To this we reply, that Art is characterized,--
First, by Originality.
Secondly, by what we shall call Human or Poetic Truth; which is the verifying principle by which we recognize the first.
Thirdly, by Invention; the product of the Imagination, as grounded on the first, and verified by the second. And,
Fourthly, by Unity, the synthesis of all.
As the first step to the right understanding of any discourse is a clear apprehension of the terms used, we add, that by Originality we mean any thing (admitted by the mind as true) which is peculiar to the Author, and which distinguishes his production from that of all others; by Human or Poetic Truth, that which may be said to exist exclusively in and for the mind, and as contradistinguished from the truth of things in the natural or external world; by Invention, any unpractised mode of presenting a subject, whether by the combination of entire objects already known, or by the union and modification of known but fragmentary parts into new and consistent forms; and, lastly, by Unity, such an agreement and interdependence of all the parts, as shall constitute a whole.

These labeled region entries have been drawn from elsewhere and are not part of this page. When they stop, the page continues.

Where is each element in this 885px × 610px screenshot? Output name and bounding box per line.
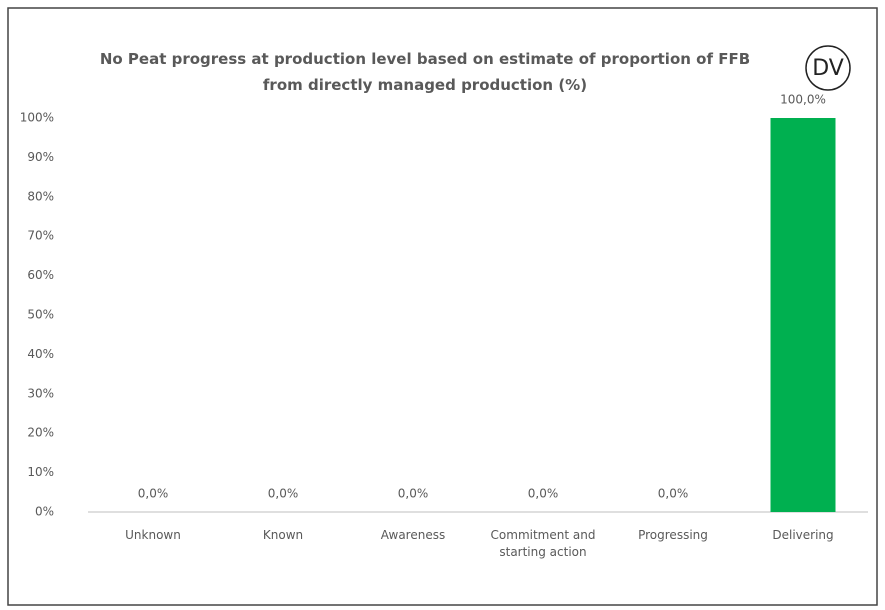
chart-title: No Peat progress at production level bas… xyxy=(99,50,751,94)
x-tick-label: Unknown xyxy=(125,528,181,542)
badge: DV xyxy=(812,56,844,81)
value-label: 0,0% xyxy=(658,487,689,501)
value-label: 0,0% xyxy=(268,487,299,501)
y-tick-label: 40% xyxy=(27,347,54,361)
x-tick-label: Delivering xyxy=(772,528,834,542)
y-tick-label: 0% xyxy=(35,505,54,519)
y-tick-label: 70% xyxy=(27,229,54,243)
x-tick-label: Progressing xyxy=(638,528,708,542)
value-label: 0,0% xyxy=(398,487,429,501)
y-tick-label: 100% xyxy=(20,111,54,125)
y-tick-label: 60% xyxy=(27,268,54,282)
value-label: 0,0% xyxy=(138,487,169,501)
chart-border xyxy=(7,7,878,606)
y-tick-label: 80% xyxy=(27,189,54,203)
badge-circle xyxy=(805,45,851,91)
x-tick-label: Known xyxy=(262,528,304,542)
y-tick-label: 10% xyxy=(27,465,54,479)
x-tick-label: Awareness xyxy=(380,528,446,542)
bar xyxy=(770,118,836,512)
y-tick-label: 90% xyxy=(27,150,54,164)
value-label: 0,0% xyxy=(528,487,559,501)
value-label: 100,0% xyxy=(780,93,826,107)
y-tick-label: 20% xyxy=(27,426,54,440)
y-tick-label: 30% xyxy=(27,386,54,400)
y-tick-label: 50% xyxy=(27,308,54,322)
x-tick-label: Commitment and starting action xyxy=(490,528,596,559)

It will be our attempt to show, that, by the presence or absence of any one of these characteristics, we shall be able to affirm or deny in respect to the pretension of any object as a work of Art; and also that we shall find within ourselves the corresponding law, or by whatever word we choose to designate it, by which each will be recognized; that is, in the degree proportioned to the developement, or active force, of the law so judging.
Supposing the reader to have gone along with us in what has been said of the Universal, in our Preliminary Discourse, and as assenting to the position, that any faculty, law, or principle, which can be shown to be essential to any one mind, must necessarily be also predicated of every other sound mind, even where the particular faculty or law is so feebly developed as apparently to amount to its absence, in which case it is inferred potentially,--we shall now assume, on the same grounds, that the originating cause, notwithstanding its apparent absence in the majority of men, is an essential reality in the condition of the Human Being; its potential existence in all being of necessity affirmed from its existence in one.
Assuming, then, its reality,--or rather leaving it to be evidenced from its known effects,--we proceed to inquire in what consists this originating power.